Aujourd’hui les professionnels de l’insertion ont une fonction de tuilage dans la mesure où ils organisent dans le temps cette continuité de la protection. L’objectif étant qu’il n’y ait pas de vide en matière de droits dans le parcours des jeunes. La mission locale sait, par le biais du logiciel, quels sont les jeunes qui sont face à un vide. Ce tuilage est très important mais aussi très compliqué.
En conclusion
L’enjeu aujourd’hui est de se projeter sur le long terme.
La question qui se pose est de savoir si le problème identifié est un effet d’âge. Cela voudrait dire qu’à chaque génération, on retrouverait ces mêmes problèmes, mais que ceux-ci s’estomperaient avec l’âge.
Ou est-ce un effet de génération ? Auquel cas, les jeunes qui sont nouvellement entrés dans le marché du travail vont « traîner ce boulet » toute leur vie.

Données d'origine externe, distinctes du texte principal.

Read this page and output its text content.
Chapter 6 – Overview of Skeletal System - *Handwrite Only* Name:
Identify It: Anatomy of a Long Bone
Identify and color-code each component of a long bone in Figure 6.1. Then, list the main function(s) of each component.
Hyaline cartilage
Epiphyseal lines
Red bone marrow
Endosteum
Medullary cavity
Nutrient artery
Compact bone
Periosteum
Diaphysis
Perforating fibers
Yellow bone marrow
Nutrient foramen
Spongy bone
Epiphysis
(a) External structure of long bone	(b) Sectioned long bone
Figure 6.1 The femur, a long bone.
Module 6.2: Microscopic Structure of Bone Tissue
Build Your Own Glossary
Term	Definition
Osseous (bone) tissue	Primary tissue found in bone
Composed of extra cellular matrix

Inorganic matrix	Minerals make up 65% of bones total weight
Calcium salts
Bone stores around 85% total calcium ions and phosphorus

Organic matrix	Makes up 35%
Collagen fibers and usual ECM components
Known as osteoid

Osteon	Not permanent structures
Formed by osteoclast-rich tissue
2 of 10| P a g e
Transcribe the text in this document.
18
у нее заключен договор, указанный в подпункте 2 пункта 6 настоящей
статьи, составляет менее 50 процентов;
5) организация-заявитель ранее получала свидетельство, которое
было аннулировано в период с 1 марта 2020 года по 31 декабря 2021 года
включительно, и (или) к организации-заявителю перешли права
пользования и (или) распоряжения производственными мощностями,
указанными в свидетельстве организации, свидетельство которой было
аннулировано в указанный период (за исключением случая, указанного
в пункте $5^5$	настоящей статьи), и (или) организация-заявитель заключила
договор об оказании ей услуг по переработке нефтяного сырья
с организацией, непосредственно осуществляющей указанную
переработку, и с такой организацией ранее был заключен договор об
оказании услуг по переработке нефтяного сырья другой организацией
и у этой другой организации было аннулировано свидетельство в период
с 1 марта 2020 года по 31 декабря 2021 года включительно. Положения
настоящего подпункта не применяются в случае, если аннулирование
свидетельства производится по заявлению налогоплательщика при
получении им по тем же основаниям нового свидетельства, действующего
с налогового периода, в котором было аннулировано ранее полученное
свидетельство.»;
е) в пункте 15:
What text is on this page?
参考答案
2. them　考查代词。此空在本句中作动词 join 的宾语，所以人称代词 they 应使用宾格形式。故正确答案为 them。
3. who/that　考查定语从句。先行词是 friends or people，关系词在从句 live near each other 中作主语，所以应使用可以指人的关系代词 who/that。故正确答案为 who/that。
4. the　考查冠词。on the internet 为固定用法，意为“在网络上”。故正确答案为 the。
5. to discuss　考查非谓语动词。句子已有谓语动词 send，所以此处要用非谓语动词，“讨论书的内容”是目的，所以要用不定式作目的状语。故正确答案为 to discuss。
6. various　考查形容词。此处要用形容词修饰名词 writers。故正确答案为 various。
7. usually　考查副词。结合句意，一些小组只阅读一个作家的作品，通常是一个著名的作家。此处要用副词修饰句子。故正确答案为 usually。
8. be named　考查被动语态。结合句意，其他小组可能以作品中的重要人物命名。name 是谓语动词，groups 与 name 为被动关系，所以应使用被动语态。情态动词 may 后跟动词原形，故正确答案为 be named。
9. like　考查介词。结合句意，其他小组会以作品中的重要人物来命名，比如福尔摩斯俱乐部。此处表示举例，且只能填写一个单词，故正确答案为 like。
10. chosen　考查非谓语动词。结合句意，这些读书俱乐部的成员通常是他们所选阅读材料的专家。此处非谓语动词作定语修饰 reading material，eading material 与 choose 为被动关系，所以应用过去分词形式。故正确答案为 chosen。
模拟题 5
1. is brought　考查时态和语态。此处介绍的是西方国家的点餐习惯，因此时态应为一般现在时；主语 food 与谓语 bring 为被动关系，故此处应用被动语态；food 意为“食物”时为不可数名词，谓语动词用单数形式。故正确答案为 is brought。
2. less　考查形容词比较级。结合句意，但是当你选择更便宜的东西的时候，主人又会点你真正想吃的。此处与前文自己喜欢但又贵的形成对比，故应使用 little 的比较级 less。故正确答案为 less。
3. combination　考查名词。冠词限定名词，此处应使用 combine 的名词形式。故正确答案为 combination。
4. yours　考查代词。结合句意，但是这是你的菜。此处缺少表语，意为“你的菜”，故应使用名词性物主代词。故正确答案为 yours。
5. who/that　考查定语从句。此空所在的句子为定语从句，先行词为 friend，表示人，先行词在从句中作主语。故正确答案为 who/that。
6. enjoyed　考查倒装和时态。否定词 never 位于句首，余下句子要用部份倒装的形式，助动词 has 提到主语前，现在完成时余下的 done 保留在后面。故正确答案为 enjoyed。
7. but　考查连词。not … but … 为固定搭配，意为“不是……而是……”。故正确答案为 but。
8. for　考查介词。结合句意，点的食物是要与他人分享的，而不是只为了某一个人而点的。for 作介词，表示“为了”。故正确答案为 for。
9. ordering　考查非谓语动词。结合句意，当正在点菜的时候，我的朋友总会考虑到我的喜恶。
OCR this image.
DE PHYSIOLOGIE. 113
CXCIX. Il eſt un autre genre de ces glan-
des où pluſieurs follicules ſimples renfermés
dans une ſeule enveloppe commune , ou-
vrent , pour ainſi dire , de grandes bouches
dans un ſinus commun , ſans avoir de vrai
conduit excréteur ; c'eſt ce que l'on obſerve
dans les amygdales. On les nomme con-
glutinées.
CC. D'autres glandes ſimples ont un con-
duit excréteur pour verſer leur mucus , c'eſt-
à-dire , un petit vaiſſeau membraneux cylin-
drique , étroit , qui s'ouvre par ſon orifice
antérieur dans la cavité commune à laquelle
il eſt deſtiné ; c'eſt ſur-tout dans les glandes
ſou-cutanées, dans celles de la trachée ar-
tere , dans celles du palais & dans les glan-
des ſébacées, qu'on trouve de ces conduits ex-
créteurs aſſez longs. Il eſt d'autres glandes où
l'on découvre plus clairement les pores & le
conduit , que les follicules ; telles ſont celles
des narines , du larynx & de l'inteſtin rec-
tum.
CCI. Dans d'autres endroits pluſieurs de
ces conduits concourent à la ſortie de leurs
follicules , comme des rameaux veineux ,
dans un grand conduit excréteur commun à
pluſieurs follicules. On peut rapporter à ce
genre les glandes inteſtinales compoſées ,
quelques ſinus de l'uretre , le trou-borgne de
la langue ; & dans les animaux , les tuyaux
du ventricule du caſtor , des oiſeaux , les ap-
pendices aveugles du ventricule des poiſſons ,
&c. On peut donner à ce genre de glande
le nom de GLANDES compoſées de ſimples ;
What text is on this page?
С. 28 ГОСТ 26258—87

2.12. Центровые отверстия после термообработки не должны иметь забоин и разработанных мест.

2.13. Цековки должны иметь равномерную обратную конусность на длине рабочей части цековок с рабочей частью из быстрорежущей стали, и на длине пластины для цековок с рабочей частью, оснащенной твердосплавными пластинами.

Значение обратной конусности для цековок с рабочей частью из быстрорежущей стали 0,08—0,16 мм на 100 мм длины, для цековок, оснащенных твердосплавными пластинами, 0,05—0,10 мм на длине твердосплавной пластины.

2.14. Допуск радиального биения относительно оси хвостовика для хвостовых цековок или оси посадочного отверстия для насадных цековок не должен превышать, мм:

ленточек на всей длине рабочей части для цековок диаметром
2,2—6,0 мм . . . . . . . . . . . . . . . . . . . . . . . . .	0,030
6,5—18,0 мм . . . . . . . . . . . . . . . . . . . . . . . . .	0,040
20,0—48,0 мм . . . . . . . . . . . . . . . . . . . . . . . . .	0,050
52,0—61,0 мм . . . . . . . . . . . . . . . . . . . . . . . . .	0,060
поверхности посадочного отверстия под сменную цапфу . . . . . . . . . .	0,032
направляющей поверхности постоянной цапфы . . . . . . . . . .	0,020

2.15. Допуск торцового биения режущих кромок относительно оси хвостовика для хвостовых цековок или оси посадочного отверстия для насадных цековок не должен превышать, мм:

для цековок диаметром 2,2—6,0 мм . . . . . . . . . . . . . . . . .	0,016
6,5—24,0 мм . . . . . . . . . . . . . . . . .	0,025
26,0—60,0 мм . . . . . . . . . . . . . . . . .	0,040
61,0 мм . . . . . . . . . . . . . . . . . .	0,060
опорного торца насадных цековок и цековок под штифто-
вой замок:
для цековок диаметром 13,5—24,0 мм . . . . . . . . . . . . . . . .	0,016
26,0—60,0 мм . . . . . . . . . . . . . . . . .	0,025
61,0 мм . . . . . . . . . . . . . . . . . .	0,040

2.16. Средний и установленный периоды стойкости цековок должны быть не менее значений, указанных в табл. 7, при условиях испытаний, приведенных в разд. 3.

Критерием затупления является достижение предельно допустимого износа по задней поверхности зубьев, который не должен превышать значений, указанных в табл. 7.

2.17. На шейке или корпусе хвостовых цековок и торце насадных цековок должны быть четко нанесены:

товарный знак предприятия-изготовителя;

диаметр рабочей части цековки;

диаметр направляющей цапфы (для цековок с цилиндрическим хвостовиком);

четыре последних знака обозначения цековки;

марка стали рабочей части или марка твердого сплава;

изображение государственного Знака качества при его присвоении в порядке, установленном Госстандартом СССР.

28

Louis Chauvel [5] par exemple pense qu’il existe des inégalités entre les générations : les différentes générations sont rentrées dans la vie active à des périodes plus ou moins actives et ces périodes sont déterminantes pour la suite de la carrière professionnelle.
Cette réponse me semble se fonder sur un présupposé très français : l’irréversibilité des trajectoires et le poids de la formation initiale dans les trajectoires des individus dans la société française. Malgré tous les dispositifs en place dans le système français, il n’y a que très peu de seconde chance dans la mesure où la formation continue reproduit les inégalités de la formation initiale (plus on est diplômé, plus on a de chances d’accéder à la formation continue).
Dans un livre récent sur l’entrée dans la vie adulte, Cécile Van de Velde [6] montre les possibilités en Europe d’aller-retour entre l’emploi, la formation et le chômage. Ce qui est très marquant pour les jeunes Français, c’est qu’ils ne retournent que très rarement vers les études, parce qu’ils se mettent des barrières, parce qu’il n’existe pas beaucoup de passerelles… D’où aujourd’hui ce ressenti par les jeunes de l’importance de la réussite scolaire !
Notes
-
[1]
Environ 33% d’entre eux. Cf. O. Galland, op. cit., 2006.
-
[2]
Loncle P., Politiques de jeunesse. Les défis majeurs de l’intégration, Presses universitaires de Rennes, Rennes, 2010.
-
[3]
Réunissant la mission locale, le CIO, l’Éducation nationale, le BIJ, les associations Don Bosco (prévention spécialisée) et Loisirs jeunes, la DDCS, la mission jeunesse du conseil général, la coordination jeunesse de la mairie de Brest, Brest Métropole Océane via le DSU. La démarche a été accompagnée par Christophe Moreau, sociologue (cabinet Jeudevi).
-
[4]
Selon les études du Centre d’études et de recherches sur les qualifications (Céreq).
-
[5]
Chauvel L., Le destin des générations, Presses universitaires de France, Paris, 1998.
-
[6]
Van de Velde C., Devenir adulte. Sociologie de la jeunesse en Europe, Presses universitaires de France, coll. « Le lien social », Paris, 2008.